27  

— Уже забыла, как оно выглядит, крошка?

Изабел круто развернулась и уставилась в древние очки в стальной оправе. Очки принадлежали высокому священнику в черной сутане с пушистыми темными усами. Он показался ей исключительно уродливым, не из-за усов, правда, достаточно неприглядных, а из-за извилистого красного шрама, натянувшего кожу на скуле так туго, что угол одного серебристо-голубого глаза опустился.

Одного очень знакомого серебристо-голубого глаза.

Глава 7

Изабел решительно подавила импульс сунуть открытку обратно.

— Просто сравнивала с чем-то подобным, что видела недавно. Тот, что у статуи, куда более впечатляющ.

О, какая наглая ложь!

Солнце отражалось в линзах его очков, и сейчас она уже не видела его глаз.

— Там, в самой глубине, есть порнографические календари.

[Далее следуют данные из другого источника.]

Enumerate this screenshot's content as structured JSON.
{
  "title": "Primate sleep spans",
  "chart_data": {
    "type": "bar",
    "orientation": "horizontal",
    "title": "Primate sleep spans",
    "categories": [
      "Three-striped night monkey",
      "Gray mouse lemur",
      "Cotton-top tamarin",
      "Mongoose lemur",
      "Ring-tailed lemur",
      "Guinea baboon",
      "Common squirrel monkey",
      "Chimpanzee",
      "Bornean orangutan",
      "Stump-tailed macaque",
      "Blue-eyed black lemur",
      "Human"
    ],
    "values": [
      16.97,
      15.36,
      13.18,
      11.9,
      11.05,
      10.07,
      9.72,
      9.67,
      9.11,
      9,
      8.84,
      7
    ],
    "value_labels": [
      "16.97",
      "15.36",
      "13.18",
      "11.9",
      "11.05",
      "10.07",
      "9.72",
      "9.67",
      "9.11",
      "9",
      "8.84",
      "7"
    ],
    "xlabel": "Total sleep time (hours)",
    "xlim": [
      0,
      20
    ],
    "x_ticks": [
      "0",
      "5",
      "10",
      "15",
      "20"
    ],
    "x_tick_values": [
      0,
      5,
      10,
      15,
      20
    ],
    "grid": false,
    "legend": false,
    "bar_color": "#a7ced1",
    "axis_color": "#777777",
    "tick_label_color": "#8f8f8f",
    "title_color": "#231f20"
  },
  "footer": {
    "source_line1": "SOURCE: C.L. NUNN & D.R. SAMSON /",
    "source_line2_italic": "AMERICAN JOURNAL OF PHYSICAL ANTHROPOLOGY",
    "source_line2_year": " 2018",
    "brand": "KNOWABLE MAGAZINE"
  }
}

Если заинтересуешься, можешь посмотреть.

— Не заинтересуюсь, — сухо отрезала она и, положив открытку на место, стала взбираться наверх. Он пошел рядом. Как ни странно, длинное одеяние совсем не стесняло его движений, словно он носил сутану долгие годы. Впрочем, Лоренцо Гейдж привык к самым разным костюмам.

— Если пожелаешь исповедаться в грехах, я весь обратился в слух, — заявил он.

— Вам не хватает школьников? Кажется, это католических священников обвинили в развратных действиях по отношению к несовершеннолетним?

— Ну и язычок! Нехорошо, Фифи! В такое чудесное утро! Придется сто раз прочесть «Аве Мария» за оскорбление служителя Божия.

— Я донесу на вас властям, мистер Гейдж! В Италии запрещено законом изображать священников!

Заметив озабоченную молодую мамашу с близнецами, выходивших из магазина, Изабел крикнула:

— Синьора! Этот человек не священник! Он Лоренцо Гейдж, американская кинозвезда!

Женщина взглянула на Изабел как на сумасшедшую, подхватила детишек и поспешила прочь.

— Неплохо придумано. Ты скорее всего травмировала несчастных на всю оставшуюся жизнь.

— Если закон разрешает это, все равно следовало бы запретить такие штучки. И эти усы похожи на раздавленного тарантула. Кроме того, не думаете, что шрам — это уж слишком?

— Мне плевать. Главное, что грим позволяет свободно передвигаться.

— Если желаете анонимности, почему просто не остаться дома?

— Потому что я прирожденный бродяга. Изабел подозрительно прищурилась:

— В тот раз вы были вооружены. А сейчас тоже прячете оружие под сутаной?

— Нет, если не считать примотанной к груди взрывчатки.

— Я видела этот фильм. Омерзение. И вся сцена — только предлог, чтобы прославить насилие и показать мускулатуру.

— И все же он собрал сто пятьдесят миллионов.

— Лишний раз доказывает мою теорию о вкусах американцев.

— Люди, живущие в стеклянных домах, доктор Фейвор… и далее, как в пословице.

Значит, он ее узнал.

Лоренцо поправил очки в стальной оправе.

— Я не слишком разбираюсь в принципах самопомощи, но все же слышал о вас. Кстати, докторат настоящий или вранье?

— Самый настоящий. У меня докторская степень по психологии, что позволяет ставить довольно точные диагнозы. Вы тупица, ничтожество и подонок. А теперь оставьте меня в покое.

— О'кей, вот теперь я разозлился. — Он ускорил шаг. — Той ночью я тебя не насиловал, стало быть, и извиняться не за что.

— Вы разыгрывали жиголо.

— Только в твоем живом воображении.

— Вы говорили по-итальянски.

— А ты — по-французски.

— Проваливайте. Нет, погодите, — встрепенулась она. — Вы мой домовладелец, и мне нужна горячая вода.

Он поклонился паре старушек, шествовавших рука об руку, мало того, благословил, небрежно перекрестил, за что, по твердой уверенности Изабел, его ожидало лишнее тысячелетие в чистилище, а может, и в аду. Но, сообразив, что спокойно наблюдает все это безобразие, становясь невольной пособницей, снова пустилась в путь. К сожалению, он и не думал отставать.

— А куда подевалась горячая вода?

— Понятия не имею. И ваши служащие не желают ничего предпринимать.

— Это Италия. Здесь все делается не спеша.

— Просто почините водопровод. Больше я ни о чем не прошу.

— Посмотрю, что тут можно сделать. Он потер фальшивый шрам на щеке.

— Доктор Изабел Фейвор… Трудно поверить, что я затащил в постель американского хранителя добродетели новых дней.

— Не новых. Я старомодная моралистка и именно поэтому нахожу столь отталкивающим то, что проделывала с вами в ту ночь. Но все-таки собираюсь отнести это за счет травмы и простить себя.